Os pedidos de um despedimento eram constantes, mas a cláusula de compensação tornava a saída de Roger Schmidt inviável. Rui Costa também detinha confiança na equipa técnica. Mesmo com o segundo lugar em 2023/24, Roger Schmidt voltou a manter-se e a preparar a temporada seguinte, embora contasse com menos influências, algo que se verificou nos reforços que chegaram. Contudo, até em pré-época sentia-se que o alemão era um corpo a mais e que não era a peça indicada para o projeto, aos olhos dos adeptos. Assobios e insultos mantiveram a sua presença e tudo agudizou após a derrota com o Famalicão, na primeira jornada.

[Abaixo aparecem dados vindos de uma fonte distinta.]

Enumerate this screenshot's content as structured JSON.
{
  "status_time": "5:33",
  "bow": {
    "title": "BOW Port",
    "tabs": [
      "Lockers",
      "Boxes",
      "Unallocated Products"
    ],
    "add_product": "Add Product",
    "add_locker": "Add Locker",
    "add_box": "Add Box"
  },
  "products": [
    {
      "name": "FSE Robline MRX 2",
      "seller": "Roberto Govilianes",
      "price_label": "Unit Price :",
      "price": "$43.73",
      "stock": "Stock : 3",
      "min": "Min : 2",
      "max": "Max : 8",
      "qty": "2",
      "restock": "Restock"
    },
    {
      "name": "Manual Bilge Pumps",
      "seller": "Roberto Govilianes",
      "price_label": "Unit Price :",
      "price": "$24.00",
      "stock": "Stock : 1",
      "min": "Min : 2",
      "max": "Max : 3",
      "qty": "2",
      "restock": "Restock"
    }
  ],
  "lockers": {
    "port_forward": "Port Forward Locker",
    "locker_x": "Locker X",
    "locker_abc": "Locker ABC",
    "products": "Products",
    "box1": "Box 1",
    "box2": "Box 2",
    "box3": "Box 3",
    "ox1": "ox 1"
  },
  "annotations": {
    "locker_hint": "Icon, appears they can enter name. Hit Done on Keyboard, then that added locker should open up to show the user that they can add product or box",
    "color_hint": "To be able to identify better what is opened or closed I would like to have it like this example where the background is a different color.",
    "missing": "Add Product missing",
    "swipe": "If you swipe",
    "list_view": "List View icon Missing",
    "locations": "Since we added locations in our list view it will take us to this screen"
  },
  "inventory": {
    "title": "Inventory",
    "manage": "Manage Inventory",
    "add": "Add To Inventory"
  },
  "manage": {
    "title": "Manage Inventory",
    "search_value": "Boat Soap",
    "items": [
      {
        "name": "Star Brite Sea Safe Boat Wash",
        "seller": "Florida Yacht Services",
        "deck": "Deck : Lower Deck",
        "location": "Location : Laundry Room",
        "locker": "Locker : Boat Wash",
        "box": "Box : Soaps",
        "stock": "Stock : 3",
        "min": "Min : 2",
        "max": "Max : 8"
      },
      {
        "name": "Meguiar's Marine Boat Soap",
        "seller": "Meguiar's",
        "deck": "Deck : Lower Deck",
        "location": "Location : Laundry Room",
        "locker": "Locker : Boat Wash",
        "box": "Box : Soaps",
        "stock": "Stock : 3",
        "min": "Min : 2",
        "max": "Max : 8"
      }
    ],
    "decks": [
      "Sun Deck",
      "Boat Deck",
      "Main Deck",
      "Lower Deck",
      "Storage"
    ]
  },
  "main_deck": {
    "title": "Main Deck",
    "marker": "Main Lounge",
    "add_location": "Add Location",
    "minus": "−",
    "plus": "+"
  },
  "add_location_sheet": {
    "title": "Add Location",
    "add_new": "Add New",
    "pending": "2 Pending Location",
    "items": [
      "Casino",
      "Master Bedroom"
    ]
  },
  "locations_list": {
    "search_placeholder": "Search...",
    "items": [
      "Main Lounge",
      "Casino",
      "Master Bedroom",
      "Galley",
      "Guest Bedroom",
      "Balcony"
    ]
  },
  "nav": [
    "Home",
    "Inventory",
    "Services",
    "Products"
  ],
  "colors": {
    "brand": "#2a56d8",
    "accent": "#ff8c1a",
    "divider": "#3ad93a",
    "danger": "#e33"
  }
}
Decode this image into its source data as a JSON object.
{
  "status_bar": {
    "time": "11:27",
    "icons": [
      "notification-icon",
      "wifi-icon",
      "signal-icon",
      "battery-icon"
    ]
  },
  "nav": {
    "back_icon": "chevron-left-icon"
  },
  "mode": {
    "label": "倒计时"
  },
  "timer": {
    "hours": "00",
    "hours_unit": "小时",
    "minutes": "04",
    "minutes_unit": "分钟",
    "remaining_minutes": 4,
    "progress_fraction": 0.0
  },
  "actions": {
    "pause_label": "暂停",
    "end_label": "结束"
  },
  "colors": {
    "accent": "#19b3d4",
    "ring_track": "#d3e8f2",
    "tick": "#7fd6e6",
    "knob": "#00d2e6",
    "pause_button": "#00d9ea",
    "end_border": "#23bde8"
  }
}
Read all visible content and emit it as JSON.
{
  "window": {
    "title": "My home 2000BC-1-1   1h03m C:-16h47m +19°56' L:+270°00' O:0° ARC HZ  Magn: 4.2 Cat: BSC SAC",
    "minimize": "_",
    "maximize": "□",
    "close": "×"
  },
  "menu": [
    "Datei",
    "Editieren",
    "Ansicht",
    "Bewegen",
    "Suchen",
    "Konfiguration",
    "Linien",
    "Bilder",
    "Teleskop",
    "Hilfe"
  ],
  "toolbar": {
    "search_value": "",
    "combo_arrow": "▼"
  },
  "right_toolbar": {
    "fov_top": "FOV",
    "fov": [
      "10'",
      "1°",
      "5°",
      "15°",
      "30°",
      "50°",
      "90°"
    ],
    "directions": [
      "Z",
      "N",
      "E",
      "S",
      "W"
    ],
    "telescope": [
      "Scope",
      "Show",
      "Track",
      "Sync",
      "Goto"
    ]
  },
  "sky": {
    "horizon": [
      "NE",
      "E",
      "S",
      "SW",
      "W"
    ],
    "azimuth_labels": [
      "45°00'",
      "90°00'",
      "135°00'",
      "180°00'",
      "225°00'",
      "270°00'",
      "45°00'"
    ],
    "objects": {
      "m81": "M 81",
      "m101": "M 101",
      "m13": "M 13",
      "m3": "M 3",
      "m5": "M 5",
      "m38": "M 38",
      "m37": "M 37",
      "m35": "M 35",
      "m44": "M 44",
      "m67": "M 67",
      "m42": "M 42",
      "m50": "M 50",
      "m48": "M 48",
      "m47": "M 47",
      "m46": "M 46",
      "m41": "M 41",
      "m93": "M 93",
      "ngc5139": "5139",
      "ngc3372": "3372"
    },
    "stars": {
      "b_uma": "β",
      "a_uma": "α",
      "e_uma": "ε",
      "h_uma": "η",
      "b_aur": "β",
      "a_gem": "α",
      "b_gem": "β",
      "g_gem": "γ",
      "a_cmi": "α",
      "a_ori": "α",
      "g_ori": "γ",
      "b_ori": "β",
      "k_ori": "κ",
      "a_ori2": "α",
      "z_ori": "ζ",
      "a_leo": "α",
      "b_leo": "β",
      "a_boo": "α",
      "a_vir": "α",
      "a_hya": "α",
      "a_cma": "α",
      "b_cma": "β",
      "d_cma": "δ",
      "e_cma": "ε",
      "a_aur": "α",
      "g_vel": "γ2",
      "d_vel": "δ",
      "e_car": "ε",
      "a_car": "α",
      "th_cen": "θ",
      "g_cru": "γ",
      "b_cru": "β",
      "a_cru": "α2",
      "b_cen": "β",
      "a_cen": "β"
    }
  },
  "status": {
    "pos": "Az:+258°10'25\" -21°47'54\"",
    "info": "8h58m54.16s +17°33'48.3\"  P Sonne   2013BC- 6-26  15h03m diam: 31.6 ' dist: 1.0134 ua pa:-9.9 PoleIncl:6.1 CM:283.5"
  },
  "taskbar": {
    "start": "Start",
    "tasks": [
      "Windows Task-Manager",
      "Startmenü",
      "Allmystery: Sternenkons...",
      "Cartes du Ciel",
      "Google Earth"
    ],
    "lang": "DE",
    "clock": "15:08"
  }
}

Rui Costa não podia demitir um treinador logo na primeira semana, algo que Luís Filipe Viera fez com Fernando Santos. Seria matar a época quando a mesma havia começado. Um plantel teria que fazer uma temporada completa com uma equipa técnica que não os treinou na pré-temporada. Teria que haver uma habituação a novas rotinas e falamos de um candidato ao título, não em relação a um clube que luta pela manutenção. Possivelmente foi isto que passou na cabeça de Rui Costa, além dos zeros da indemnização que teria que pagar. A verdade é que Roger Schmidt aguentou apenas mais uns dias e em Moreira de Cónegos tudo desabou, já que não havia volta a dar (em maio existia a esperança que o verão trouxesse um novo ponto de situação, como uma relação à qual se dá uma nova oportunidade).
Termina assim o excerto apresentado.